Les résultats électoraux
ne sont alors guère enthousiasmants : 60.000 voix pour la Fédération
du Parti des travailleurs socialistes
. Mais Jules Guesde reste décidé
à poursuivre l’expérience électoraliste.

À la suite de divergence
sur le contrôle des mandats des délégués venus
assister, à Paris, au Congrès régional du Centre (22
mai 1881), les anarchistes tiennent isolément leur propre congrès
du 25 au 29 mai. La date du 22 mai 1881 marque ainsi la séparation
officielle du courant anarchiste et des autres groupes socialistes. Ce
Congrès trace par ailleurs l’essentiel des orientations à
venir : répudiation du suffrage universel, appel à la propagande
par le fait que certains compagnons vont à présent mettre
en pratique.

Le terme de compagnon
par lequel les anarchistes se désignent a été utilisé
d’abord en Belgique, affirme Jean Maitron, qui cite une lettre de Paul
Robin : Nous disons compagnon, en Belgique, c’est encore moins homme
du monde que citoyen
. Les recherches du même historien montrent
bien la tonalité particulière de ce terme. Quant les républicains,
s’écrie
Tévenin jugé devant la cour d’assise de l’Isère, ont
voulu se désigner séparément des monarchistes ils
ont pris l’appellation de "citoyen" ; nous qui méprisons le droit
de cité, nous avons cherché un terme absolument ouvrier et
nous avons adopté celui de compagnon ; cela veut dire compagnon
de lutte, de misère, quelquefois aussi de chaîne
.

James Guillaume écrit
en 1905 Pour les ouvriers, la qualité de producteur prime la
qualité de citoyen ; c’est pour cela que les membres de l’internationale
s’appelaient entre eux "compagnons" et non "citoyens"
.

Ces compagnons appartiennent
non à un parti, mais à des groupes locaux dépourvus
de structures et vivant d’une vie autonome.

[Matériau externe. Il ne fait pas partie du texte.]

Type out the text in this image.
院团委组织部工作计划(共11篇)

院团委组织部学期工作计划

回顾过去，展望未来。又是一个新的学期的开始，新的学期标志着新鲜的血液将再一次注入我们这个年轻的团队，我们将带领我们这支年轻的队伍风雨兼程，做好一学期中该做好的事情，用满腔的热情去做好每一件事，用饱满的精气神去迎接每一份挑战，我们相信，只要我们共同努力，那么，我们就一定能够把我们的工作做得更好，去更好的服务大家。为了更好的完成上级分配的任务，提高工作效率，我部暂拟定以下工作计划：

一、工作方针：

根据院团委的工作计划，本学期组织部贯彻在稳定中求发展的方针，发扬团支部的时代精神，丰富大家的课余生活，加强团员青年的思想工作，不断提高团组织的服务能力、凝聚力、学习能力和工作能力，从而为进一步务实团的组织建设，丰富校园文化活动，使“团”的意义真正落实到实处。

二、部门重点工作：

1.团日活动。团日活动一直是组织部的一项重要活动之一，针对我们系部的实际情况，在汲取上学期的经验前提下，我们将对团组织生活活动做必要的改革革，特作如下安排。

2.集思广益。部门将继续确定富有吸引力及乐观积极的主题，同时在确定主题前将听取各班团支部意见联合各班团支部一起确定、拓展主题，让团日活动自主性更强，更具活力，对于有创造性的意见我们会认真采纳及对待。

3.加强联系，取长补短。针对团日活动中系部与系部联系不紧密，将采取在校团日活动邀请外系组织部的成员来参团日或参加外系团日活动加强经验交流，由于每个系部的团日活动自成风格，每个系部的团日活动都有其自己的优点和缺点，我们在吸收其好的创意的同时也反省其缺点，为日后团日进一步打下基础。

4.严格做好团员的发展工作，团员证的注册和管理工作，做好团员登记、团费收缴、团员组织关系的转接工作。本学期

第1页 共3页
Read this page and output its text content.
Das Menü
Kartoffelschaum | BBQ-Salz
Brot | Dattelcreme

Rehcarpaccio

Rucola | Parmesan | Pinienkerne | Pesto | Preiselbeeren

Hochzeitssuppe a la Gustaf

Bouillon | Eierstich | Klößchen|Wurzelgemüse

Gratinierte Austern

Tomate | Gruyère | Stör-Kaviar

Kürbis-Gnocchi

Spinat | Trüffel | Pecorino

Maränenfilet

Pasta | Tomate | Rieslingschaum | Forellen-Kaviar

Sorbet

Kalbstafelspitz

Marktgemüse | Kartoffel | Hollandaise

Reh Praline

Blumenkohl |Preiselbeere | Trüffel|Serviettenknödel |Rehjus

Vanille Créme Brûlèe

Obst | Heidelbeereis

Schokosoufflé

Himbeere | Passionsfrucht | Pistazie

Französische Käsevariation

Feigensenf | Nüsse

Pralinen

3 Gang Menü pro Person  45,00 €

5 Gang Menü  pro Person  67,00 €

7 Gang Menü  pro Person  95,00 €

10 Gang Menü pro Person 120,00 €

Le groupe est pour eux une
simple école éducative ; il n’y a ni bureau ni caisse,
chacun est indépendant. Les adhérents s’occupent d’être
eux-mêmes, puis se développent, s’instruisent ; l’on discute
afin de savoir ce qui est bien et ce qui est mal et chacun agit suivant
les facultés que lui permet son tempérament. L’on ne dit
à personne faites ceci ou faites cela, et jamais vous ne deviez
pas le faire, mais voilà ce qui est bien, voilà ce qui est
mal, voilà ce qu’il conviendrait de faire
.

École éducative,
le groupe est aussi un lieu le camaraderie, de rendez-vous pour libres
discussions avec des amis connus ou des compagnons de passage auxquels
nul ne s’aviserait de faire décliner leur identité et où
personne ne se préoccupe de verser ou d’encaisser des cotisations.

Quelle force numérique
représentent alors les groupes anarchistes ?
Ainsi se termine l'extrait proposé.